Solutions that use classification algorithms to study the enhancer DNA sequence context

The problem of identifying enhancers based solely on sequence characteristics (e.g. motifs or kmers) is tackled in [79]. In another study [51], sequence features capable of discriminating mammalian enhancer sequences from random genomic loci are systematically identified. The proposed ‘kmer-frequency vector' [39], which captures the full set of kmers of varying length (3–10 nucleotides), and its refined version called ‘gapped kmer-vector' [80] were used in SVM models to predict enhancers.
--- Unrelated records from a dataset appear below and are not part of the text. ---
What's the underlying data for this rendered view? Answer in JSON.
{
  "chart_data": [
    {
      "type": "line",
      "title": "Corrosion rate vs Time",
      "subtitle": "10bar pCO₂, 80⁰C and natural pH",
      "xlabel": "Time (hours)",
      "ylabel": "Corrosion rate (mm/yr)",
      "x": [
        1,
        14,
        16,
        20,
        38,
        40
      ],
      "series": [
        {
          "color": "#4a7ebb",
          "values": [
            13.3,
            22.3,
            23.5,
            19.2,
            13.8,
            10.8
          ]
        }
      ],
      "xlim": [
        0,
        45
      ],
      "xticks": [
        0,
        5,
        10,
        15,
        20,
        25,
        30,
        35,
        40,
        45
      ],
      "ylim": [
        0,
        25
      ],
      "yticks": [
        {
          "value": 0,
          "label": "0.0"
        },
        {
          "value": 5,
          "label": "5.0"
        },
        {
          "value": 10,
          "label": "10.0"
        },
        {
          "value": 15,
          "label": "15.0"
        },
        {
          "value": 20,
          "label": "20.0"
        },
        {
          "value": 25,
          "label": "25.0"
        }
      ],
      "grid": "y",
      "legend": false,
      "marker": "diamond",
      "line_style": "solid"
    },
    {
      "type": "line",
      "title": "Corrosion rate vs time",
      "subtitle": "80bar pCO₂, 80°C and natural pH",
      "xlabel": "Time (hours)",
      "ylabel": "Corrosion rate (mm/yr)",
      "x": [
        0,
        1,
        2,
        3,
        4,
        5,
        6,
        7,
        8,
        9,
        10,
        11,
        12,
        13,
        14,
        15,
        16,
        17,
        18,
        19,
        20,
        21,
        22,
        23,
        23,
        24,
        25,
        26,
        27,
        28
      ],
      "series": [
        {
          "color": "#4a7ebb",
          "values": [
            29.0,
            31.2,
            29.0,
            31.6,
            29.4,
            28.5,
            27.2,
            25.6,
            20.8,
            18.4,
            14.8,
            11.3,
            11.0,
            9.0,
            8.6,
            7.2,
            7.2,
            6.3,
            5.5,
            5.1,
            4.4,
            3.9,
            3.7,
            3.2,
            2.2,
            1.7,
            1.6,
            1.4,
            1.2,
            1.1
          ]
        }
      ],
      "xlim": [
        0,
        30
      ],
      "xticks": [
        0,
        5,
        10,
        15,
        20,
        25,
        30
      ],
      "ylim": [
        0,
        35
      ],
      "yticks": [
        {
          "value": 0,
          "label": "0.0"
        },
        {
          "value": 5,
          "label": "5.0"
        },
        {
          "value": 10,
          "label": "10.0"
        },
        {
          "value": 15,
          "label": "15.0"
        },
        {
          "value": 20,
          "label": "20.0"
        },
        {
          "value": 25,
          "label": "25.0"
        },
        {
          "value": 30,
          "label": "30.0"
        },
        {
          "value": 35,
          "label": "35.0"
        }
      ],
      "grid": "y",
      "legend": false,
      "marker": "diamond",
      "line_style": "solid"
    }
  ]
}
Identification of enhancers using high-resolution data

The presence of deep sequence data has enabled development of a variety of bioinformatics methods to detect active enhancers and test directly their ability to trigger transcription in messenger RNA (mRNA) promoters. Nowadays several enhancer-testing and in vivo-screening methods exist for human, mouse, flies and yeast, such as STARR-seq [44], CRE-seq [45], FIREWACh [46] and several others [47-49], which are surveyed comprehensively in [17].

Methods based on Enhancer Screening Data

This subcategory of methods describes bioinformatics analyses for investigating mechanisms that trigger regulation activities related to enhancers and promoters, combining several high-throughput data sets, sequence characteristics or TFBSs and more targeted mutation experiments [81, 82]. A typical example is an analysis based on MPRA-derived data (massively parallel reporter assay) from K562 and Hep cell lines that reconfirmed previously published results for cell type specificity of enhancer chromatin states [42]. In a similar fashion, functional testing of computationally predicted enhancers with CRE-seq data in K562 cell line revealed that previously reported chromatin states can distinguish active enhancers from negative samples, but TFBS motifs also have high discriminative power and characterize in a better way the most active enhancer regions [43]. Note that an analysis based on STARR-seq data from Drosophila cells reported interesting mechanistic properties of enhancers and can serve as a paradigm for similar studies in humans [52].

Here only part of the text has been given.